Your limitations with this are of course that:
1) You're prone to data loss
2) The size of messages that you can pass is limited to the size of a single UDP datagram.
There is also a pretty universal limitation of Splunk (which is not a log-management solution as such - it's just a data processing platform that people typically use for log management ;-)) that you don't really get much connection metadata with the events themselves (that's why - for example - sc4s inserts additional indexed fields to events).
So for syslog data it's probably easiest to set up some kind of a syslog-based forwarder (you probably can do that on either rsyslog or syslog-ng) on the "inside" of your protected network adding some form of metadata information (at least source IP) to the original message and forwarding it "outside" where it would be collected by another syslog which would "unpack" this metadata and send it to - for example - HEC connector on HF/indexer.
Again - you're limited by the size of the single UDP datagram so remember that your event data can get truncated in such processing if it's close to the limit already, before adding this additional metadata payload.
Windows is more tricky because:
1) Most windows-related splunk solutions rely on the TA for windows which produce events in one of two predefined formats
2) The windows events can be quite big (especially if rendered as XML
You can of course use some form of windows event log->syslog exporting solution (like solarwinds kiwi syslog server) but then you'd get your data in a custom format which you'd have to parse yourself.

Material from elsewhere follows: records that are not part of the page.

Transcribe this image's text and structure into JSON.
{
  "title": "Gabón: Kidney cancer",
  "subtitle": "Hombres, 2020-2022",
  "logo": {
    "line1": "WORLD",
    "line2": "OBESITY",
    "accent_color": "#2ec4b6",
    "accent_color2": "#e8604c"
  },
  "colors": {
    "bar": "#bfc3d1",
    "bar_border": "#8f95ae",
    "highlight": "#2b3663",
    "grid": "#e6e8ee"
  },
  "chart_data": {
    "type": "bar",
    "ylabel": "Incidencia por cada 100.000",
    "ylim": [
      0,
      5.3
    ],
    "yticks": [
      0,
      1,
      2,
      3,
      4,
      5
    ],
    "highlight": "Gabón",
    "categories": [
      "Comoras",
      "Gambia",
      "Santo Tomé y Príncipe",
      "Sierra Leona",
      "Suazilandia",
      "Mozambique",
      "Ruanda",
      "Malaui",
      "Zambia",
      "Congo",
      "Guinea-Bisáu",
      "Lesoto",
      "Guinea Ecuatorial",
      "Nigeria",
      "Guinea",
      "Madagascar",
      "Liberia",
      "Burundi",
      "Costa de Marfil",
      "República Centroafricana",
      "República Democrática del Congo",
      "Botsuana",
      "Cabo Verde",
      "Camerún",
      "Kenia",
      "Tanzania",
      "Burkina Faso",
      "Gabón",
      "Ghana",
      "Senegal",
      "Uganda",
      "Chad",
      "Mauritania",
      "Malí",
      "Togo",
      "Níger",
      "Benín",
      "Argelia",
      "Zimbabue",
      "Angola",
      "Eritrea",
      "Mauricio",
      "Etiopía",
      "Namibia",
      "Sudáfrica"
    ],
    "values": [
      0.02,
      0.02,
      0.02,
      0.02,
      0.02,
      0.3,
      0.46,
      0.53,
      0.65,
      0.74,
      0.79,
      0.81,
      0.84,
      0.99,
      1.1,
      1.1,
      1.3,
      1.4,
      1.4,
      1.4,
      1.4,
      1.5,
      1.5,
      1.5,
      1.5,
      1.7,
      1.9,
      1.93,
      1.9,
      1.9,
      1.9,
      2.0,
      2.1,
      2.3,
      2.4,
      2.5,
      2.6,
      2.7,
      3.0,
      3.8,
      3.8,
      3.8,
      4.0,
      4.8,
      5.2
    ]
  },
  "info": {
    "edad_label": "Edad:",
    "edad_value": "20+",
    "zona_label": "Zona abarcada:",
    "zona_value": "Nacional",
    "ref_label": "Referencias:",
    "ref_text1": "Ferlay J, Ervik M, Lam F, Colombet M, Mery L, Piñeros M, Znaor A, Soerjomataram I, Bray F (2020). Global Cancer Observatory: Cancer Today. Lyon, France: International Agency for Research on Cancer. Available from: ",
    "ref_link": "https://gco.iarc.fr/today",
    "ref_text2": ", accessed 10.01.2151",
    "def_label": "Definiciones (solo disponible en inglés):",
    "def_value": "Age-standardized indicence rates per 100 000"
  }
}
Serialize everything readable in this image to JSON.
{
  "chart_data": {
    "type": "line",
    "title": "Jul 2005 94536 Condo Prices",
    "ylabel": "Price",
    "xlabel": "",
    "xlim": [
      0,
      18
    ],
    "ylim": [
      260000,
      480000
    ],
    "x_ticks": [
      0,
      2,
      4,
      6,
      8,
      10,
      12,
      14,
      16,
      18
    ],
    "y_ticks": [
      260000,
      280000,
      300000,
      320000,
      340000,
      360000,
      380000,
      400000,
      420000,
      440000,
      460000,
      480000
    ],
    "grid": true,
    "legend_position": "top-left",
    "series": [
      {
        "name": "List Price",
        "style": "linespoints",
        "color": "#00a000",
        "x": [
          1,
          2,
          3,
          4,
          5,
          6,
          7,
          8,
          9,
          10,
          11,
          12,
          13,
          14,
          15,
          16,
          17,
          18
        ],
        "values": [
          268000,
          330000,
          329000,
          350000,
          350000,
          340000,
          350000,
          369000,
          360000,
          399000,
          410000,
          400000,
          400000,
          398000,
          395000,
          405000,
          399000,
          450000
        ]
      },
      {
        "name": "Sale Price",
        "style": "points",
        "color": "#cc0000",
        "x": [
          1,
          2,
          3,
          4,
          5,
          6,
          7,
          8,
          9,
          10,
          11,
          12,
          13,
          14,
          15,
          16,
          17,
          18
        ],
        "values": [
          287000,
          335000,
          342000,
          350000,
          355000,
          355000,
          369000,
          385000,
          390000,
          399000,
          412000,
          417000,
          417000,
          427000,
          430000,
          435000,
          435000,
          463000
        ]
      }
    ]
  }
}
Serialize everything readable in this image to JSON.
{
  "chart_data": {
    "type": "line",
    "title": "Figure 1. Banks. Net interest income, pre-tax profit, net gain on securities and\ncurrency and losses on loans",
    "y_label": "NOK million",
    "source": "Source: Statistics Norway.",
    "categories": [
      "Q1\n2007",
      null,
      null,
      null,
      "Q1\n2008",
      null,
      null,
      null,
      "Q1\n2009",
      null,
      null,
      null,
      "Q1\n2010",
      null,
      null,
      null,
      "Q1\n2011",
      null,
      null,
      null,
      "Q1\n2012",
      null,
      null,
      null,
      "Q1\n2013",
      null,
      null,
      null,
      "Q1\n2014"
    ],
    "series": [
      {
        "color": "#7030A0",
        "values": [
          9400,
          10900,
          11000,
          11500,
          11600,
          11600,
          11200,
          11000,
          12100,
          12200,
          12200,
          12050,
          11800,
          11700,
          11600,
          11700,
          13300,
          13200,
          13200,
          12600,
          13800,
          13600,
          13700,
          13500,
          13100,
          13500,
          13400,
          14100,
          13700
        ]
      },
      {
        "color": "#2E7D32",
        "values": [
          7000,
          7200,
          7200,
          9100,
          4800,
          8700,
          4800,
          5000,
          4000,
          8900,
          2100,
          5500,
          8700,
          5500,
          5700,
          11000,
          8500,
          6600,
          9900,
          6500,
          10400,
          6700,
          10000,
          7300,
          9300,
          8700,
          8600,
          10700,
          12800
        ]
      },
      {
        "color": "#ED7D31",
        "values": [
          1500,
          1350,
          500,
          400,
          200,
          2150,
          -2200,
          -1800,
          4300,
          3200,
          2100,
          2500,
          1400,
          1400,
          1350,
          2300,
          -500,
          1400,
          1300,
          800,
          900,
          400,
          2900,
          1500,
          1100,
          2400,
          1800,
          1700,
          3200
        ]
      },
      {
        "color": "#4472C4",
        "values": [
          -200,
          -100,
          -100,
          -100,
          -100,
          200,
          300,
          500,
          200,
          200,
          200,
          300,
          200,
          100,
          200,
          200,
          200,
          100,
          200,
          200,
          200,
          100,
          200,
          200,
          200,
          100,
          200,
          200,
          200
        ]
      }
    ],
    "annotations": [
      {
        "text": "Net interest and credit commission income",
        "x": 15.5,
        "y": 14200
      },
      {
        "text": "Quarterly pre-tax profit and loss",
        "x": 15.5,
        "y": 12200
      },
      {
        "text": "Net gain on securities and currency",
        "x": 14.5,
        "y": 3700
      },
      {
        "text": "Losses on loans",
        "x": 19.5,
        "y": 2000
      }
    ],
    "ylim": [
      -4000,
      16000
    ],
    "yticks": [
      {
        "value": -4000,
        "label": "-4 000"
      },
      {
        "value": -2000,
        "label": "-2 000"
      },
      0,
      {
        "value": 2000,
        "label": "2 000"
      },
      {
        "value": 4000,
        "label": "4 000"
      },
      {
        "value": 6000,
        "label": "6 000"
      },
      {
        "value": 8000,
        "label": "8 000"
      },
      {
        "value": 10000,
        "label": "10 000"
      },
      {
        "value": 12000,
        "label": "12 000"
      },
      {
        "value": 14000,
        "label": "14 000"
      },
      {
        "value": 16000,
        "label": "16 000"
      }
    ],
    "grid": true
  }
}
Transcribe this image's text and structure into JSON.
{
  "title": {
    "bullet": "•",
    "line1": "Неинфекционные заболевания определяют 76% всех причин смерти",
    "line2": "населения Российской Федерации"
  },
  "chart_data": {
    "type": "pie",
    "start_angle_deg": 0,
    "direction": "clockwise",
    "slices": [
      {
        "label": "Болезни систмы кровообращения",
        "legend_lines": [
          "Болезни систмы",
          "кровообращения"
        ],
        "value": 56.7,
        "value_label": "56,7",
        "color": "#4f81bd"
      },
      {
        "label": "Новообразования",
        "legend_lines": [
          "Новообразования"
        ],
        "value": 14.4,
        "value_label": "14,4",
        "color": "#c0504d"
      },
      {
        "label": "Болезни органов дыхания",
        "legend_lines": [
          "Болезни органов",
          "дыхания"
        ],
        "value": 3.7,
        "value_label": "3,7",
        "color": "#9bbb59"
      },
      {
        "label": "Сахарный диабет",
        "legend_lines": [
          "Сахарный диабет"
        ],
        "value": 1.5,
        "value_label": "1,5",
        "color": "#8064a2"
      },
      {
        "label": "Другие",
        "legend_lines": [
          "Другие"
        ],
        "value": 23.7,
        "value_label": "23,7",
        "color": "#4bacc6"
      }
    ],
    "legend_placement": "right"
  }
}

And the typical caveat about event size still applies.
Alternatively you could - if your diode provides some form of flat file transport possibility - export windows events rendered as XML to a file then move this file "outside" and ingest the xml events from the file - this way you should be able to overcome the size limitation. On the "inside" side you could use Windows Event Forwarding mechanism to gather event logs from multiple hosts onto a single EventLog collector from which you'd export them to said file (WEF is much easier to use with AD domain but can be used with domainless environment as well but is annoyingly tricky to configure in that setup).